Additionally, if you realize that you often use a certain Python script as part of your Flare workflow, you may decide to associate it to a custom control in the Flare ribbon user interface, be it a button, a menu, or a complex dialog with signals and callback functions (Figure 1).
Figure 1. An example of the custom controls that can be added to the Flare ribbon.
We have done our best to write a clear and easy-to-browse HTML documentation, but even more importantly we have come up with a number of sample scripts which cover a variety of use cases, in order to get you started as quickly as possible.
Python commands can be loaded and executed in Flare in a number of different ways, ranging from highest automation to highest interactivity.
For example, when you need to carry out a completely automated task, such as overnight preparation of a panel of proteins followed by docking of several ligand series, the most convenient option is to write a Python script that runs outside the Flare GUI, such that it can be distributed on a cluster via a queueing system for maximum performance. This use case is covered by the pyflare binary, which is effectively a Python interpreter just as the familiar python binary, slightly modified to play well with the rest of the Flare ecosystem (Figure 2).
Figure 2. Running a Flare Python script outside Flare using the pyflare interpreter.
If your goal is to run a simple Python one-liner to, for example, list all cysteine residues in a protein chain or to print the distance between a ligand atom and a couple of key residues in the active site, the embedded Python Console is probably the simplest and leanest option – run the command and examine its output in the text port (Figure 3).
Figure 3. Entering simple one-liners in the Python Console widget.
If you believe you will need to go through some iterations of a code-run-test-debug workflow on a somewhat more complex script, you will most likely choose the embedded Python Interpreter widget, which allows you to load a script, interactively edit it inside Flare and then save your modifications (Figure 4). Both the Python Console and the Interpreter come with a multi-tabbed interface that makes it possible to work on multiple Python snippets at the same time.
Figure 4. Loading and editing a script in the Python Interpreter widget.
If you are used to the highly interactive environment of Jupyter notebooks, then you are going to love the Python QtConsole embedded in Flare. This widget provides all the nifty Jupyter features, i.e., TAB completion, auto-indentation, syntax highlighting, context help, inline graphics, and more (Figure 5). Type Python commands, examine molecules, draw plots – all in the same window.
Figure 5. Visualizing text output and inline graphics in the Python QtConsole widget.
If you would rather prefer to use Jupyter Notebooks in the traditional way, i.e., multiple tabbed sessions inside your favorite browser, that’s entirely possible, too. You will even be able to look at ligands and proteins in 3D inside your notebook, including Cresset surfaces and field points (Figure 6).
Figure 6. Running a Flare workflow inside a Jupyter Notebook outside the Flare GUI application.

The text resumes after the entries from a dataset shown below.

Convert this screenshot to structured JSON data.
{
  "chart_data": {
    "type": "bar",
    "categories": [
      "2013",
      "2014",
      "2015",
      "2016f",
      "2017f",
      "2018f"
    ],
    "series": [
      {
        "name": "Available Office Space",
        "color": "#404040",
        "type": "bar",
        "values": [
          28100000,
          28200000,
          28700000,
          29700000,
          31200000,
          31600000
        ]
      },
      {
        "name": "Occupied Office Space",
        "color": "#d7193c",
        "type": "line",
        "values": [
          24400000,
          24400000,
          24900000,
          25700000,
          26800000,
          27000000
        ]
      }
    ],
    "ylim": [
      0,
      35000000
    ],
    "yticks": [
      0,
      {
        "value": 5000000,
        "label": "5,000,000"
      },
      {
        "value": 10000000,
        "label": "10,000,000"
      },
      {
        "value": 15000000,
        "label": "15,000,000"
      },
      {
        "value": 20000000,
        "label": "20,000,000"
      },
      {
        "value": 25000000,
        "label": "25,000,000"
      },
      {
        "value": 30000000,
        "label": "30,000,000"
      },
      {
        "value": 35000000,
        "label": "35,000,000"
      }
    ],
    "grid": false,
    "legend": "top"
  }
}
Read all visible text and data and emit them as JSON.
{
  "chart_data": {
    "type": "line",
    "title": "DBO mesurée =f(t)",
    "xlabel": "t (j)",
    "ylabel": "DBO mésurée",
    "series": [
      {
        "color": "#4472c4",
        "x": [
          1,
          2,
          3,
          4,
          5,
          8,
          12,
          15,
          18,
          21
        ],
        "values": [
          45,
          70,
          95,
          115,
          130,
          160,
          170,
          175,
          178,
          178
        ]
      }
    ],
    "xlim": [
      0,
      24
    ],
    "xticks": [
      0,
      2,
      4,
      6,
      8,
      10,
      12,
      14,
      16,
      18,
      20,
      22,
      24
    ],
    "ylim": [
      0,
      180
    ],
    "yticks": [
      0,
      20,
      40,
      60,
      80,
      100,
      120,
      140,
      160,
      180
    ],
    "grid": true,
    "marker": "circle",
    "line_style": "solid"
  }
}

In summary, programmatic access to Flare methods is very appealing to computational chemists looking for ways to automate tasks or run complex workflows on multiple datasets. On the other hand, the possibility to extend the core functionality as well as the graphical user interface with own methods makes Flare the ideal playground for Python developers.
For academic researchers, Flare is an opportunity to make their science more broadly accessible through integration into a user-friendly environment, while corporate users will appreciate the possibility to augment Flare capabilities with in-house REST services and tools. The possibility to code in Python taking advantage of the highly interactive experience provided by the Jupyter QtConsole and Notebook is a further incentive to make Flare the environment of choice for computational chemistry workflows.